Re: Static pages hacked
Posted on: 10/09/08 01:07am
By: Dirk
Quote by: richard.bkkWe had the exact same problem
Your static pages have been modified without your knowledge? Then please send us all the information you can give us to our security contact address (see above).
bye, Dirk
Re: Static pages hacked
Posted on: 10/09/08 01:52am
By: Anonymous (richard.bkk)
Hi Dirk,
One of our “smart” workers had deleted before we could save, the actual static page. On its own was the page nothing impressive it was a black background with a flag of Chili.
It also mentioned something ….software and it showed a gmail.com and a .la email address.
The more interesting part was that the static page was generated and saved from the admin account. This is extra funny as our admin passwords change daily, and are based on several calculations and are entered in 17 hexadecimal number. I cannot imagine how impossible it is to get this right by pure luck.
The accident happened 6 Sepetember, and nothing special happened in our log files. We look in the RAW log file of our server, but could not find anything suspicious also nobody from Chile had visited our website.
After this accident, we directly prepared for the upgrade to GL 1.5.1, which went fine until we encountered the problem with Nexlist plugin. Now the project is a bit to a standstill. Some voices talk about reinstalling Nextide (gl 1.4.1) and disable the static page plugin (as we not use that serious).

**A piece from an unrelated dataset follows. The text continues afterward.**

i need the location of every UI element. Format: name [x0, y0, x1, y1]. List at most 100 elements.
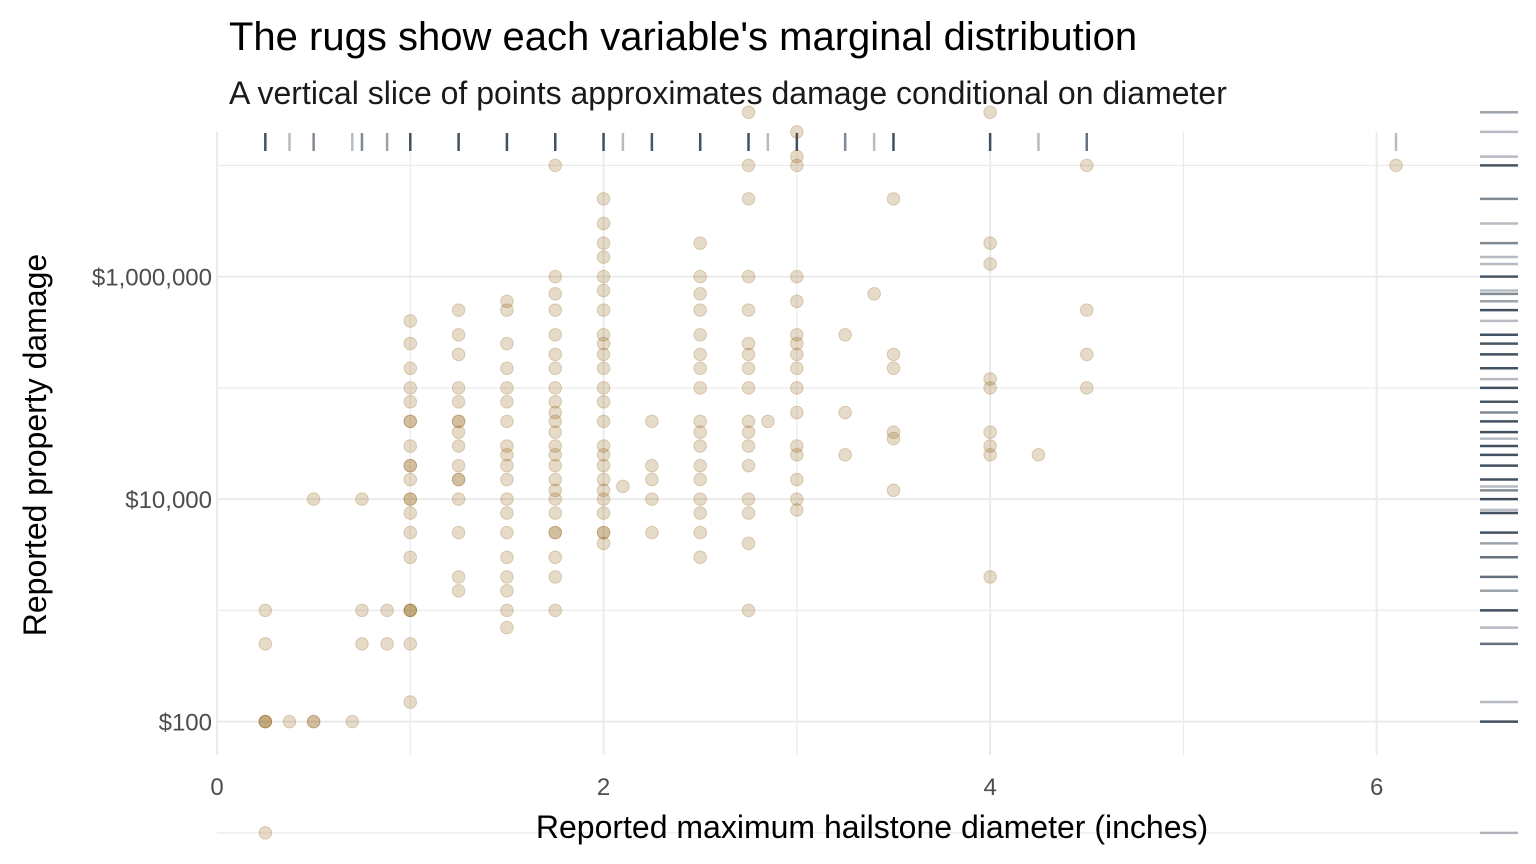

On the other hand is it likely that the hacker could do much more, especially if he somehow can get his hand on the admin password.
With kind regards,
Richard
Re: Static pages hacked
Posted on: 10/11/08 07:55am
By: Dirk
Quote by: richard.bkkOn the other hand is it likely that the hacker could do much more, especially if he somehow can get his hand on the admin password.
Ben sent us an SQL dump from his site. In his case at least, the content of the static page was modified but the timestamp wasn't. Which seems to indicate that this wasn't done using any Geeklog account but through other means, e.g. an SQL injection.

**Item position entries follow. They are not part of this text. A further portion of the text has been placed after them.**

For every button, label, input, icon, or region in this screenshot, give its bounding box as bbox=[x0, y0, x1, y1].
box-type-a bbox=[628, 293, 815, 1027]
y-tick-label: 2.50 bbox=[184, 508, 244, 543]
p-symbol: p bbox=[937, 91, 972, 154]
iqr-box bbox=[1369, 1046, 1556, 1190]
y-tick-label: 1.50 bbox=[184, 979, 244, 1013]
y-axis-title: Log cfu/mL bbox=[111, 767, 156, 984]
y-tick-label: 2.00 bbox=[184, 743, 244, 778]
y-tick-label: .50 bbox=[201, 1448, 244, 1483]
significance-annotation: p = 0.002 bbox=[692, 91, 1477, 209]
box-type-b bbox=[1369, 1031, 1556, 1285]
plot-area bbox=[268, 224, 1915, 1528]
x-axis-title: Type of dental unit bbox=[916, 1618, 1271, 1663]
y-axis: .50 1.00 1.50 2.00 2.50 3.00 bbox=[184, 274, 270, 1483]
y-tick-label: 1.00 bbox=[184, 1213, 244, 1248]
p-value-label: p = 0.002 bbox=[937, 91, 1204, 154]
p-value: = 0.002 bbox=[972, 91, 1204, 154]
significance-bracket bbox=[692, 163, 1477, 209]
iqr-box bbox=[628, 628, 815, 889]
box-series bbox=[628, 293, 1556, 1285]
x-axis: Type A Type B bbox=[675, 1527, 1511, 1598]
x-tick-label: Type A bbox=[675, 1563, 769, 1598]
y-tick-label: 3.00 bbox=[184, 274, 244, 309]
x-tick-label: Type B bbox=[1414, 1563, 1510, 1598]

At the moment we don't have enough information to make any educated guesses. We'll go over the code for the static pages plugin in 1.4.1 again (which has since been heavily modified, btw). Another possible attack vector are admin interfaces provided by the hosting service (Webmin, etc.). But it's odd that in both cases only static pages were modified ...
We'll keep you posted.
bye, Dirk
Re: Static pages hacked
Posted on: 10/11/08 08:23am
By: richard.bkk
For now as far as possible, we upgraded all Geeklog websites to 1.5.1 and updated all plugins to the latest... Lets see if it happens again...
On the one server were the "hack" happened are we running several Geeklog websites, and it is weird that the hackers selected the one they did, as it is nothing spectacular or popular website.